Compared to UDPipe 1:

  • UDPipe 2 is Python-only and tested only in Linux,
  • UDPipe 2 is meant as a research tool, not as a user-friendly UDPipe 1 replacement,
  • UDPipe 2 achieves much better performance, but requires a GPU for reasonable performance,
  • UDPipe 2 does not perform tokenization by itself – it uses UDPipe 1 for that.

UDPipe 2 is available as a REST service running at https://lindat.mff.cuni.cz/services/udpipe. If you like, you can use the udpipe2_client.py script to interact with it.

However, if you prefer to run UDPipe 2 locally, you can use this release.

Running Inference with Existing Models

To run UDPipe 2, you need to first download a model from the list of UDPipe 2 models. Then you can run UDPipe 2 as a local REST server, and use the udpipe2_client.py script to interact with it (in the same way as with the official service).

To run the server, use the udpipe2_server.py script.

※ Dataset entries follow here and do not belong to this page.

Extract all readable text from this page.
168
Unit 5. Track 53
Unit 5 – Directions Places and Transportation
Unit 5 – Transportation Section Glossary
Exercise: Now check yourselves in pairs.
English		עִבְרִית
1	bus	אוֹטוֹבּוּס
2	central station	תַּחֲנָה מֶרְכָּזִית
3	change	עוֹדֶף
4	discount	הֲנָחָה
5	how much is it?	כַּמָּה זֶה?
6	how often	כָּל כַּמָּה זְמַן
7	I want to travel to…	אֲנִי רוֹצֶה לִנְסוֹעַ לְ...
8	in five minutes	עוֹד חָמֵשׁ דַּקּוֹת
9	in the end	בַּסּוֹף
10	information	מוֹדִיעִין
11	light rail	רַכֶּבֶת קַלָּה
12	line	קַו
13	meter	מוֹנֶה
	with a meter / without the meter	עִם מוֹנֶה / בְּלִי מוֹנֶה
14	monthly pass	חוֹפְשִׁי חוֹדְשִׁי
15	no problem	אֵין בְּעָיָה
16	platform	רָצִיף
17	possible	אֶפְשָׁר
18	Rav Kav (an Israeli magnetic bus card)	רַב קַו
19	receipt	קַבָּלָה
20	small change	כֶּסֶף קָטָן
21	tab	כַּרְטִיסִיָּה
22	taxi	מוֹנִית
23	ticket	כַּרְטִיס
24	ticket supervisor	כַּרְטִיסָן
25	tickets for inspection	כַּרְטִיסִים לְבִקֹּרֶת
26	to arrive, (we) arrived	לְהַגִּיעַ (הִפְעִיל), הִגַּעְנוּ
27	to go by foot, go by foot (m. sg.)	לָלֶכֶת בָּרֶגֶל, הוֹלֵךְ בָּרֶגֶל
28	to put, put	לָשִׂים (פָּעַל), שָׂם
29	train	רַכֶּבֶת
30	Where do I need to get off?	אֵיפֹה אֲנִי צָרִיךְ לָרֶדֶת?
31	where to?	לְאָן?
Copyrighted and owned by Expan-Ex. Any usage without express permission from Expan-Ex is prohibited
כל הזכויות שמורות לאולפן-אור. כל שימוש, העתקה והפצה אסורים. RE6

  • Install the requirements.txt. While only TF 1 is supported for model training (ancient, I know), you can use also TF 2 for inference.
  • The script has the following required options:
    • port: the port to listen on. We use SO_REUSEPORT to allow multiple processes to run concurrently, supporting seamless upgrades;
    • default_model: model name to use when no model is specified in the request;
    • models: each model is then a quadruple of the following parameters (each published model contains a file MODEL.txt with these parameters):
      • model names: any number of model names separated by :; furthermore, any hyphen-separated prefix of any model name can be also used as a name (e.g., czech-pdt-ud-2.10-220711:cs_pdt-ud-2.10-220711:cs:ces:cze);
      • model path: path to the model directory;
      • treebank name: because multiple treebanks can be handled by a single model, we need to specify a treebank name to use (this also specifies which tokenizer to use from the model directory);
      • acknowledgements: a URL to the model's acknowledgements.
  • The script has the following optional parameters:
    • --batch_size: batch size to use (default 32);
    • --logfile: if specified, log to this file instead of standard error;
    • --max_request_size: maximum request size, in bytes (default 4MB);
    • --preload_models: list of models to preload (or all) immediately after start (default none);
    • --threads: number of threads to use (default is to use all physical cores);
    • --wembedding_server: for deployment purposes, it might be useful to compute the contextualized embeddings (mBERT, RobeCzech) not in the UDPipe 2 service, but in a specialized service – see https://github.com/ufal/wembedding_service for documentation of the wembeddings service (default is to compute the embeddings directly in the UDPipe 2 service).

The service can be stopped by a SIGINT (Ctrl+C) signal or by a SIGUSR1 signal. Once such a signal is received, the service stops accepting new requests, but waits until all existing connections are handled and closed.

The models are loaded on-demand, but they are never freed. If a GPU is available, then all computation is performed on it (and an OOM might occur if too many models are loaded). If you would like to run BERT on a GPU and the remaining computation on a CPU, you could use GPU-enabled wembeddings service plus a CPU-only UDPipe 2 service.